話しかけたのは中学生くらいの元気な男の子。全体的に線が細く、優しい顔立ちをしている。


「お姉ちゃん達誰?俺と勝負する?」


「僕はレイだよ。勝負なら受けてたとう!」

「話をややこしくせんといて。ウチは鞠っていうんや。よろしくなぁ」


「俺はイオだ。お姉ちゃん達って山の洞窟にいるモンスターを退治しに来たのか?」


 おや?もしかしていきなりアタリを当てちゃった?


「せやで。でもモンスターの事知ってる人がおらんくて困っとってんや。なんか知らへん?」


「知ってるよ!偶に村に降りてきて、女の子を攫うんだ」

「それは女の子限定なん?」


「女の子じゃなくても攫われた子はいるよ。今はモンスターって呼ばれてるけど、昔は神様って呼ばれてたらしいし」


「古今東西神様の生贄に生娘が要求されると言う話は多いからなぁ。その類かも知れへん」

「それで、なんで神様とよばれてた奴が今になってモンスターって呼ばれるようになったんや?」


「父ちゃんは、神様が約束を破ったからって言ってた」


 それだけ?確かに良くない事だけど、神からモンスターになる程の事なのかな?


「鞠、そんな話聞いたことある?」

「知らん」


「ねぇ、お姉ちゃん」

「なんや?」


「お姉ちゃん達、これからモンスターを倒しに行くんだろ?俺も連れていってよ」



 ◆◇◆◇◆◇


 昔々、あるところに、優しい神様がおりました。


 その神は天界より生まれた由緒正しい神ではなく、人々の願いより生まれた土着神の類いです。


 名前はありません。強いて言えば神様と呼ばれていました。ある時神として生み出され、その土地の人々に安寧と幸福をもたらしますが、ひとたび信仰心が薄れたり忘れ去られると力を失い、消えて無くなるのです。


 元から存在しなかったかの様に


 それがこの神の使命です。


 神は人々を愛していました。それが人々より生まれた特性か、彼の性分かは分かりません。


 子が親を愛する様に、親が子を愛する様に、無償の愛を注ぎ続けるのです。


 この村が今よりも豊かであった時は彼を信仰する者も多くおりました。


 愛する者に囲まれる生活はさぞかし幸せだったでしょう。



 ある時彼は一人の女性と出逢いました。身なしの子です。

 しかし、己の祭壇を毎日丁寧に掃除をし、水を入れ替える。それはそれは心の美しい者でした。


 最初は彼女の楽しそうな笑顔を見ているだけで幸せでした。


 それがいつからか、彼女と話してみたい。触れてみたい。触れられたい。


 そう思うようになったのです。


 神は人々を等しく愛するもの。それは、裏返せばだれか特定の人間を愛してはいけない。そういう制約だったのです。

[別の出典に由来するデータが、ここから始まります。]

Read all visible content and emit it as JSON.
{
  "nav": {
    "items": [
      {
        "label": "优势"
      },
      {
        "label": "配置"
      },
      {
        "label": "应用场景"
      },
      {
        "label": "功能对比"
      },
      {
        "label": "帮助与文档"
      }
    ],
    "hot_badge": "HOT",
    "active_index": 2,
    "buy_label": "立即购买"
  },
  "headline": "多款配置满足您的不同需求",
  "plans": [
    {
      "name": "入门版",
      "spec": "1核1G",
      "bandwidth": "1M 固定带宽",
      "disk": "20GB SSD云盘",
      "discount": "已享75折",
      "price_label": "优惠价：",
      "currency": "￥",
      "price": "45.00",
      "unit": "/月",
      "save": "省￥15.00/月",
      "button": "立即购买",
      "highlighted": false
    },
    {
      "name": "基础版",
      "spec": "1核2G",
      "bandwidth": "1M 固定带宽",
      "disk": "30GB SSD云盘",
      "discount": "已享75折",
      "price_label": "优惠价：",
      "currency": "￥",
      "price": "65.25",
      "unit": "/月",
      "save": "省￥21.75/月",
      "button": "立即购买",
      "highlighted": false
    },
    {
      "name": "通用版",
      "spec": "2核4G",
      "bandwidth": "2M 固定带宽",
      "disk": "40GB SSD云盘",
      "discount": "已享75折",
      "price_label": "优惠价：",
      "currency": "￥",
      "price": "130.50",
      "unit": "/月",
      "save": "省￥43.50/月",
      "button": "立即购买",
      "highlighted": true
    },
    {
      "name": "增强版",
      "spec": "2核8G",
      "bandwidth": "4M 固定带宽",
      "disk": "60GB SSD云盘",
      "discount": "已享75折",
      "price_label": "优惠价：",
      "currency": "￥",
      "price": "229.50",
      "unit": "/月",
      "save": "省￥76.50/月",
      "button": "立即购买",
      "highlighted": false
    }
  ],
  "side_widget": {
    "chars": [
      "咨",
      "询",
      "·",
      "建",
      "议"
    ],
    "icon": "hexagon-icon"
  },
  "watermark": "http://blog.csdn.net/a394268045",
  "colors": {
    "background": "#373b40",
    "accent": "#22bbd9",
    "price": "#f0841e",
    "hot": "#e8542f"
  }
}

 しかし、例え己が地に堕ちようと、人の身になったとしても彼女と共にいたい。


 彼が初めて持ったその願いは、偶然か、はたまた神の悪戯か。無から肉体を創造し、その肉体に入り込む事で叶ったのです。


 彼女は大いに喜びました。貴方が運命の方だと。

 彼も同じ気持ちでした。


 しかし、幸せも束の間。神の加護を失ったその村は徐々にその栄えは過去のものとなっていきました。


 神は二択を突きつけられたのです。


 再び神となり、村を護っていくのか。

 それとも彼女と二人、人として死ぬのかを。


 そんなある時、彼女の妊娠が分かりました。

 本来不可能とされる人と神の子です。


 彼は…とても悩みました。自分がいなければお腹の大きな彼女を支えてあげる事ができない。しかし、自分がここに居れば、彼女と子供に豊かな食事をさせてあげる事ができない。

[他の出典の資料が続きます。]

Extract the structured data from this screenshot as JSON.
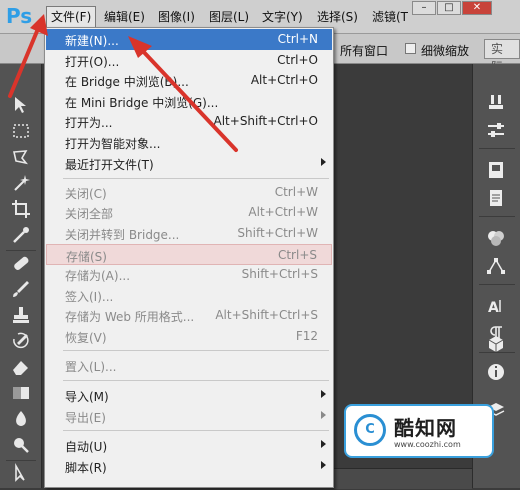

 神に戻るにも、そのままで要るにも代償がいるのです。


 少しだけ、あと少しだけしたら神に戻り、彼女を見守ろう。

 もう少し、子供が生まれたら彼女と子供を守るためここを去ろう。

 この子がもう少し大きくなれば、この子が彼女を護ってくれる様になる。


 そうすれば私は神に戻るのだ。


 そうこうしている間に彼女は殺されました。


 生贄になったのです。


 不作と日照りが続いたから。雨乞いの為に。


 私は人々を愛する為に愛していましたが、人々が私を愛するのは加護のある間だけだったのです。


 何故なら彼らが愛するのは私でも、私の加護でもなく、愛する者を護ってくれる神様だったから。

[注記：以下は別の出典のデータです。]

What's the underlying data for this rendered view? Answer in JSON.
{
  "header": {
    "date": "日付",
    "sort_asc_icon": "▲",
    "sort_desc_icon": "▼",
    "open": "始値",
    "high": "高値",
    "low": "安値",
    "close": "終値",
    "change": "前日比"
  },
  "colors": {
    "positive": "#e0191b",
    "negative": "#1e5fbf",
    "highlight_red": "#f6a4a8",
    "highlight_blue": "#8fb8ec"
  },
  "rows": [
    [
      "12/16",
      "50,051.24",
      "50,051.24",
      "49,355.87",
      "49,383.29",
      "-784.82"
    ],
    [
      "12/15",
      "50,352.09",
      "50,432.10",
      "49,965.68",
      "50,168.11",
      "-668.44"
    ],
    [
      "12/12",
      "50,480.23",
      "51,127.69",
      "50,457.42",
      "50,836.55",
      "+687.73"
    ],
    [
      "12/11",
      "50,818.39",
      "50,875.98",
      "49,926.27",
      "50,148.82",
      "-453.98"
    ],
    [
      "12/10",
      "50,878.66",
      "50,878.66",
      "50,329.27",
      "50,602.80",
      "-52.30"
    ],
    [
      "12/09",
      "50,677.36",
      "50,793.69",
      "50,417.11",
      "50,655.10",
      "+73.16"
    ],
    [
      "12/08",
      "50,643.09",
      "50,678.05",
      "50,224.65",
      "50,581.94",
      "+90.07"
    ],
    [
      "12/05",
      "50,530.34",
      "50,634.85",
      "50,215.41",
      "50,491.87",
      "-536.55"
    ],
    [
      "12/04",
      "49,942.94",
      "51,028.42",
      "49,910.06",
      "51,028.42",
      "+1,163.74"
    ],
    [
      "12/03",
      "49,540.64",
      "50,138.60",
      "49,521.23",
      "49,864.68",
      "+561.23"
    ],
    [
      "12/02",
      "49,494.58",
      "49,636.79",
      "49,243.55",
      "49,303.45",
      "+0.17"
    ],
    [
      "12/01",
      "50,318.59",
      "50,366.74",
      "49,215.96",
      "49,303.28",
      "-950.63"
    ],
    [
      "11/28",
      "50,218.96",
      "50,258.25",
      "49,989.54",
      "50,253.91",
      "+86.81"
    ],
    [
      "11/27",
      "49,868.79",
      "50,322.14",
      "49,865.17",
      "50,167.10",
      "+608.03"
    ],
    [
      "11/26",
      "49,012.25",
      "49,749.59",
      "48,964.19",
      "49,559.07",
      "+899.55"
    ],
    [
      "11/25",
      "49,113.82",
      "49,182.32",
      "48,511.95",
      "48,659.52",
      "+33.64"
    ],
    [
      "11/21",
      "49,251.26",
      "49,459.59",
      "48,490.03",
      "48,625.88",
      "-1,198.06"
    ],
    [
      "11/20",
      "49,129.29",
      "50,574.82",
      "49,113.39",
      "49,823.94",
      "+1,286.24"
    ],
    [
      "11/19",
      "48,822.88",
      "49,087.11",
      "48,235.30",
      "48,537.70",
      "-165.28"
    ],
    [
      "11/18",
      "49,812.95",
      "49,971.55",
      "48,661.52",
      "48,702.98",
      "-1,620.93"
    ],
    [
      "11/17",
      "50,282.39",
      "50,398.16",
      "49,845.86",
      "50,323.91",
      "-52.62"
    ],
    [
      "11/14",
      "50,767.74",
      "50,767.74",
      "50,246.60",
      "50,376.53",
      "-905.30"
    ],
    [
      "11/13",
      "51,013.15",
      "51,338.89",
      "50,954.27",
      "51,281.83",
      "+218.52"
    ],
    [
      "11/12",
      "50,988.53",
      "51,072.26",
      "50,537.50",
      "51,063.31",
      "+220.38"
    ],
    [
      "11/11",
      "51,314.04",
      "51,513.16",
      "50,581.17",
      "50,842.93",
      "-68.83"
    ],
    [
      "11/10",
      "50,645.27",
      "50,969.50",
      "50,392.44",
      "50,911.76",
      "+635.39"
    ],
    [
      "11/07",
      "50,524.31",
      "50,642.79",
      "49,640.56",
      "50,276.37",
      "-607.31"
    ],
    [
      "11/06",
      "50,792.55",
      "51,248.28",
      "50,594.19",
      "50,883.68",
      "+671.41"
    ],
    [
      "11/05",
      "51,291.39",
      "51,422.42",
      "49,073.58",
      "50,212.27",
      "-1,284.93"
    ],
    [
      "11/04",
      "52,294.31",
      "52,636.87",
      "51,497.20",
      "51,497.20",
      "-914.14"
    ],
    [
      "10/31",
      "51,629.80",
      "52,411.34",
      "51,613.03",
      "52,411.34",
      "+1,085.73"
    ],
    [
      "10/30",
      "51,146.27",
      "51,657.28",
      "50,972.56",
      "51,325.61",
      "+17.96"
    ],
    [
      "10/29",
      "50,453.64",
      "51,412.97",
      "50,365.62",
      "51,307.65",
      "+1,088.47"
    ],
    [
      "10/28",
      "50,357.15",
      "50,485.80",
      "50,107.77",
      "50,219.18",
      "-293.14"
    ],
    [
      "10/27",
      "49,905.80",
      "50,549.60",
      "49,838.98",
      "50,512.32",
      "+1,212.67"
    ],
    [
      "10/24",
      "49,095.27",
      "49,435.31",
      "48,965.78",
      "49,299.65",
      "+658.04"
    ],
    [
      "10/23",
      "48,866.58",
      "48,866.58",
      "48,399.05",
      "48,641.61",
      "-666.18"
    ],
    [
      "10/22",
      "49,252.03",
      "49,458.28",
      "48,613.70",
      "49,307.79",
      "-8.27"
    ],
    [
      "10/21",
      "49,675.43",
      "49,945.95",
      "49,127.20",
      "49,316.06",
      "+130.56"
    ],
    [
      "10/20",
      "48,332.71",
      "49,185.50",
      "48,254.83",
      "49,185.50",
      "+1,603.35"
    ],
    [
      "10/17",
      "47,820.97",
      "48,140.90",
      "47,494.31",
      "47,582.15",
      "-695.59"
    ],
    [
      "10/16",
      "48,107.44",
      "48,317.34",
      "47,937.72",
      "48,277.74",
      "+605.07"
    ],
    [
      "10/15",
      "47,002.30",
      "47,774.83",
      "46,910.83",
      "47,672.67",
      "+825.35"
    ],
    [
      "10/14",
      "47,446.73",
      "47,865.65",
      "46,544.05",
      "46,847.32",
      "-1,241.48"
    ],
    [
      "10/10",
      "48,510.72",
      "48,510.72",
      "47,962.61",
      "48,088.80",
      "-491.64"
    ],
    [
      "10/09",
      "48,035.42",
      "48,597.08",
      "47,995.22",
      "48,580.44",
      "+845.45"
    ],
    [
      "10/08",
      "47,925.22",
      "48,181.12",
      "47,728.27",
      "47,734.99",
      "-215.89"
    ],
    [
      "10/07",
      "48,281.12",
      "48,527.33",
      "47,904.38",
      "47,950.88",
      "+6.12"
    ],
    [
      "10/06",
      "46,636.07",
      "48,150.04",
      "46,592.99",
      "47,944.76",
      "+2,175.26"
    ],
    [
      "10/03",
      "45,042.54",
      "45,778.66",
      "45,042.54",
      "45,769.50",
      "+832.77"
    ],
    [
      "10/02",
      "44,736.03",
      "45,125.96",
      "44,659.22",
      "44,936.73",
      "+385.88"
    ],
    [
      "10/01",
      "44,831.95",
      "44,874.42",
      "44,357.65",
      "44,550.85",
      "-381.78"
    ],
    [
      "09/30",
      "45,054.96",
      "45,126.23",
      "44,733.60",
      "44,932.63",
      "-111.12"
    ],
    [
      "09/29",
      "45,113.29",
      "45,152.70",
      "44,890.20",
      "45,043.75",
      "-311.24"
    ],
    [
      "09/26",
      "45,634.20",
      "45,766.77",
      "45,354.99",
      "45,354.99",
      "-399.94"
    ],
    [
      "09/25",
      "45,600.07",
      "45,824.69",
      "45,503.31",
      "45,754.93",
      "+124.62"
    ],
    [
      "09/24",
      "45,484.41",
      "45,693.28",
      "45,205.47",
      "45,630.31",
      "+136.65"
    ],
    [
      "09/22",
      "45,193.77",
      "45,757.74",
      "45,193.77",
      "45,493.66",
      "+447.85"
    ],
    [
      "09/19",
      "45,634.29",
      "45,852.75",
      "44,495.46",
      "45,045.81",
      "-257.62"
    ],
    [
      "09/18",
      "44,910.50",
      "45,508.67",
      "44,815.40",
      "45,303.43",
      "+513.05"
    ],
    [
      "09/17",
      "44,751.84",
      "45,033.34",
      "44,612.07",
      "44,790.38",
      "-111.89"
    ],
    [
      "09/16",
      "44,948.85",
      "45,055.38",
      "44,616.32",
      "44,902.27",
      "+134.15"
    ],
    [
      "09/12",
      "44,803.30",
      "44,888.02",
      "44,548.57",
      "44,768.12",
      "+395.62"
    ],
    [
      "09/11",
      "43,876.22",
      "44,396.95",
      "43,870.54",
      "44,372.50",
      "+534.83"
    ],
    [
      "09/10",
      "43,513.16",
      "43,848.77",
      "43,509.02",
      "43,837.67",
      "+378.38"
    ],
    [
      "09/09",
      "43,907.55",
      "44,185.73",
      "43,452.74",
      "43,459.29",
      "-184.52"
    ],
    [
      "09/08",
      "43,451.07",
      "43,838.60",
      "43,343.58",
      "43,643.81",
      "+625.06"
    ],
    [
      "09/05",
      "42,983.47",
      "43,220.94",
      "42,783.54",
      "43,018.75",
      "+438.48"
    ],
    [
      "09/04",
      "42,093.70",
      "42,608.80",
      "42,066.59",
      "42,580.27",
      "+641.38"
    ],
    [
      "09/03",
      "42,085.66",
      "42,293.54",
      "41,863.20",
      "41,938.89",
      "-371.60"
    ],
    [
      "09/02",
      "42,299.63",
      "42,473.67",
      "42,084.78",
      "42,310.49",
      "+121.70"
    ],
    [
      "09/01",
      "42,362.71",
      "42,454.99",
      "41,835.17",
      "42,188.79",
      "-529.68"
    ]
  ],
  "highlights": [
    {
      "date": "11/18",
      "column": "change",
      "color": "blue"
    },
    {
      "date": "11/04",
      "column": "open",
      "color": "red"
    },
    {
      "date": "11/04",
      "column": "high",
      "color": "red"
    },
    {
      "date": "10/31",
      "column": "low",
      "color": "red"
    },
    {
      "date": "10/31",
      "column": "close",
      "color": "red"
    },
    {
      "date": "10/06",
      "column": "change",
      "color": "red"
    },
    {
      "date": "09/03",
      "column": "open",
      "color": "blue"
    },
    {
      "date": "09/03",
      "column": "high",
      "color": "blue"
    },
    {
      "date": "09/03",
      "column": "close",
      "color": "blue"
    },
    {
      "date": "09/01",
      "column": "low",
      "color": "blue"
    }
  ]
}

 神が個人を見ないように、人々も神をという個を見ていなかったのです。



 残ったのは形だけの祭壇と彼女の残したひとりの子供。


 そして依代に入る前に残していった御神体。

 正のエネルギーの力を抜き取られた絞りカスの神体に残るのは負の力のみ。


 それでもその体は人々に幸福を届けようと力を奮っているのです。

 それが負の力だとは知らずに。


 だからどうかお願いです。

 私がこの地を滅ぼしてしまう前に、私の子供を、たったひとりの愛すべき人間の子供を


 ここから連れ出してください。